Israel's ambassador to the UK, Daniel Taub, has called on the Jewish community to build on the success of this year's March of the Living and boost the numbers of British young people attending the event in the future. He is also understood to be keen to attract significant numbers from the Israeli community resident in Britain.
This year's 25th anniversary march saw 11,000 people walk from Auschwitz to Birkenau on April 19 to mark Yom Hashoah. The event, established to oppose the growing tide of Holocaust denial, has grown into a major international phenomenon, attracting participants from 40 other countries.
March of the Living UK has been operating for just three years and 180 people travelled to Poland for the 2012 event. Canada, which has been involved from the beginning of the initiative, sends around 900 people. March of the Living UK aims to rival the French contingent of 500 over the next few years
MOTL UK chairman Scott Saunders said he was particularly struck by the ability of the event to bring people together from across the British Jewish community. "We had 180 participants from across the breadth of the UK, a complete cross-section of our community, coming from 12 different student and youth movements. When I heard them singing in the Kupah Synagogue in Krakow together as one British community, I realised something unique was happening."

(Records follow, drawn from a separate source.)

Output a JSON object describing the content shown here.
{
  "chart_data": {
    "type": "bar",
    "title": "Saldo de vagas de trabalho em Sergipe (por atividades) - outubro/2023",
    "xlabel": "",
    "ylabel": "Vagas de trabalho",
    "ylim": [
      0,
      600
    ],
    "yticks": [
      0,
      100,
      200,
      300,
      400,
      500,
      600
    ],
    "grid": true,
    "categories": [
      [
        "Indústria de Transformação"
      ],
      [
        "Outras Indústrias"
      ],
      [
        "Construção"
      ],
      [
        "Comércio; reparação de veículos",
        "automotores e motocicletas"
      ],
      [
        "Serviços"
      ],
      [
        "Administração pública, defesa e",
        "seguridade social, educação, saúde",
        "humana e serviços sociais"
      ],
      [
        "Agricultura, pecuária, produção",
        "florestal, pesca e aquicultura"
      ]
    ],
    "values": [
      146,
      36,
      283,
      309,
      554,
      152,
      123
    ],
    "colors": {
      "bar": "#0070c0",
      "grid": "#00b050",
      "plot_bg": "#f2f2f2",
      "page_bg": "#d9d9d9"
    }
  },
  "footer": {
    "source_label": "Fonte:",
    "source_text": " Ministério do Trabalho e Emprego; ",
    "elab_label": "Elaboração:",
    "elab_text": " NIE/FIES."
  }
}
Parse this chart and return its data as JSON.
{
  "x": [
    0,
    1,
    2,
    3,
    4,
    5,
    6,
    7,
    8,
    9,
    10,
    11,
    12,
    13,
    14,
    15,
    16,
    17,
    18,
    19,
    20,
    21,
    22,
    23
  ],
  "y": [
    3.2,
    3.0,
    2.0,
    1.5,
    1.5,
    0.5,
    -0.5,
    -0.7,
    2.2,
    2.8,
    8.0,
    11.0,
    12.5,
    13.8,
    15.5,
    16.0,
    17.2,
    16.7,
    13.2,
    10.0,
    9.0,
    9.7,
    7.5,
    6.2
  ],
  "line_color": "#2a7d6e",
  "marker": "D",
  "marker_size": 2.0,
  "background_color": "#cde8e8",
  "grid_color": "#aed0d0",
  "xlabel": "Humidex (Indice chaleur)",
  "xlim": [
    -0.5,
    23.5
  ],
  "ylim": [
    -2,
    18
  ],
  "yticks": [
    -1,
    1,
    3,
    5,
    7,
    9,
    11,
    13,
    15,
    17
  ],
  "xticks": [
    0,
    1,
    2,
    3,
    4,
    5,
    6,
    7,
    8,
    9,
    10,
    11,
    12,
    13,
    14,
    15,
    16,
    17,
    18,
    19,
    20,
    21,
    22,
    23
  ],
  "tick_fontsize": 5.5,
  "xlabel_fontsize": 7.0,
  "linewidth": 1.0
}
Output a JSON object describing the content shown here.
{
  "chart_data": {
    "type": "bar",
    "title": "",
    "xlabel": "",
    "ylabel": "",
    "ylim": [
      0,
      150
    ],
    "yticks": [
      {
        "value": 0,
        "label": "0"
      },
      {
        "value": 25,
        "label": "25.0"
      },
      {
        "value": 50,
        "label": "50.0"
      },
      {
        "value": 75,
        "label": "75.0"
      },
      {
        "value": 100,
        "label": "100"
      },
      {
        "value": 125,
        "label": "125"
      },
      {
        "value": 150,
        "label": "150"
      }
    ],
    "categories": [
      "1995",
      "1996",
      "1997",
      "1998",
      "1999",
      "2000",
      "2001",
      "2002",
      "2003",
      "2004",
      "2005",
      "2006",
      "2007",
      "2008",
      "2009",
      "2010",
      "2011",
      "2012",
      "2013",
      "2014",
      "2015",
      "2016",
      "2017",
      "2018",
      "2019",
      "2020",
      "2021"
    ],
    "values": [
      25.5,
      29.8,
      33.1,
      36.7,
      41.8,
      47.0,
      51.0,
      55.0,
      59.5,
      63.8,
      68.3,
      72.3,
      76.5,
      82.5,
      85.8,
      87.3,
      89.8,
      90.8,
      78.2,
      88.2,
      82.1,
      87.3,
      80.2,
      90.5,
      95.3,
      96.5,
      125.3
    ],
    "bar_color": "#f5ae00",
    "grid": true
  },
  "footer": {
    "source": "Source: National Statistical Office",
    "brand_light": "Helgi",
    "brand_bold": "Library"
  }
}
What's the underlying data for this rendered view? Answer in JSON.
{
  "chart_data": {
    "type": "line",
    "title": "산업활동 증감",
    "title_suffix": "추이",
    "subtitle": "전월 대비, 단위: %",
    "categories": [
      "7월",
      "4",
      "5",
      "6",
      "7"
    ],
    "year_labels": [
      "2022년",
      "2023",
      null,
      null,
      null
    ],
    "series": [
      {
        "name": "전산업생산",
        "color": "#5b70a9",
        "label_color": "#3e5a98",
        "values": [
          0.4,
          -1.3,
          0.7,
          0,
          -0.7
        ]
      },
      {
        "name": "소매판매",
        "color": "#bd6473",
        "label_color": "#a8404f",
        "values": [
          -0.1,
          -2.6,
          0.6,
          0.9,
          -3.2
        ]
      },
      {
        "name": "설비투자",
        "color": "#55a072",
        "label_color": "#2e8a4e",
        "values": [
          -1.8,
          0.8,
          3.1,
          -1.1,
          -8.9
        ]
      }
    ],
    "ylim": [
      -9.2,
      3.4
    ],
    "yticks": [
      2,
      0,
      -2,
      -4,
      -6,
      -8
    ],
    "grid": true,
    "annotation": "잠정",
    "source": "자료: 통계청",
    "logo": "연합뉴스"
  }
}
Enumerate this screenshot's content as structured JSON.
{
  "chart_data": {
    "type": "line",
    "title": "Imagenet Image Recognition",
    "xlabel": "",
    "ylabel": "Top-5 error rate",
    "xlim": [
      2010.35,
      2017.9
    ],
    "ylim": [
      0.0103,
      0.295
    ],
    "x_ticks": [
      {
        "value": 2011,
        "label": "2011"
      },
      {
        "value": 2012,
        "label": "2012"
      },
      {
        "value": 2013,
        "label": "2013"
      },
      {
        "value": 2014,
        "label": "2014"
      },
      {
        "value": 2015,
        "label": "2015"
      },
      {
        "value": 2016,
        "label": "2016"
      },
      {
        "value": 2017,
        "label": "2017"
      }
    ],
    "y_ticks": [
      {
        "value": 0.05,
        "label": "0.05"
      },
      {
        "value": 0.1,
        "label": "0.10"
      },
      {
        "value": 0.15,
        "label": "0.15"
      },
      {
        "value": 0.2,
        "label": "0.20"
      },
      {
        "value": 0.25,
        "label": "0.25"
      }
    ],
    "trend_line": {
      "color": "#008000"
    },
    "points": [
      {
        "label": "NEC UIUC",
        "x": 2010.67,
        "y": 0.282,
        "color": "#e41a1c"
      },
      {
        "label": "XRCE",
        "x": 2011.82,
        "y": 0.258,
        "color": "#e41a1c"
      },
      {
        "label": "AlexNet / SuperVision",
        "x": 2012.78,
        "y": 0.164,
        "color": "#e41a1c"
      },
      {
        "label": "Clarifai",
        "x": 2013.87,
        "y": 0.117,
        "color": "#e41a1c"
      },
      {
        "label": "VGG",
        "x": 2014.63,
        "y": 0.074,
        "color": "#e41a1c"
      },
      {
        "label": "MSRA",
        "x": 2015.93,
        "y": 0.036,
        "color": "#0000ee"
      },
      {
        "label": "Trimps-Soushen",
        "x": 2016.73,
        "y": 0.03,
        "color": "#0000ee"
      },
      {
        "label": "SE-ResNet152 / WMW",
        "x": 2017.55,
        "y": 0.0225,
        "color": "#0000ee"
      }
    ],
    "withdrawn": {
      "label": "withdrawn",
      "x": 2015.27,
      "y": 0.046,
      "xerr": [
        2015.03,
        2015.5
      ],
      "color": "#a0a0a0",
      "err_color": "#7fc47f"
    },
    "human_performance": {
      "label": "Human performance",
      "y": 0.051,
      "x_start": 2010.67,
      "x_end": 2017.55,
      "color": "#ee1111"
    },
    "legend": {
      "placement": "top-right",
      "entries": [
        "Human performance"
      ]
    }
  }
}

Mr Taub spoke to the British delegation at the memorial to the victims of the Auschwitz-Monowitz labour camp, who worked at the IG Farben chemical factory. He said: "I urge every member of the community to participate in the March of the Living. As we approach the moment when the Shoah will cease to be memory and will become history, it is crucial that we, too, become a generation of witnesses."
In response to a JC campaign, a small ceremony was held to pay tribute to the British prisoners of war held at Auschwitz, the British Jewish soldiers captured by the Nazis, and the hundreds of Jews from mandate-era Palestine fighting in the British army who ended up in German hands.
Mr Saunders called on young people with research experience to help trace documents held in archives around the world which might shed light on the Auschwitz POW camp and the role played by British soldiers in alerting the War Office to the Holocaust.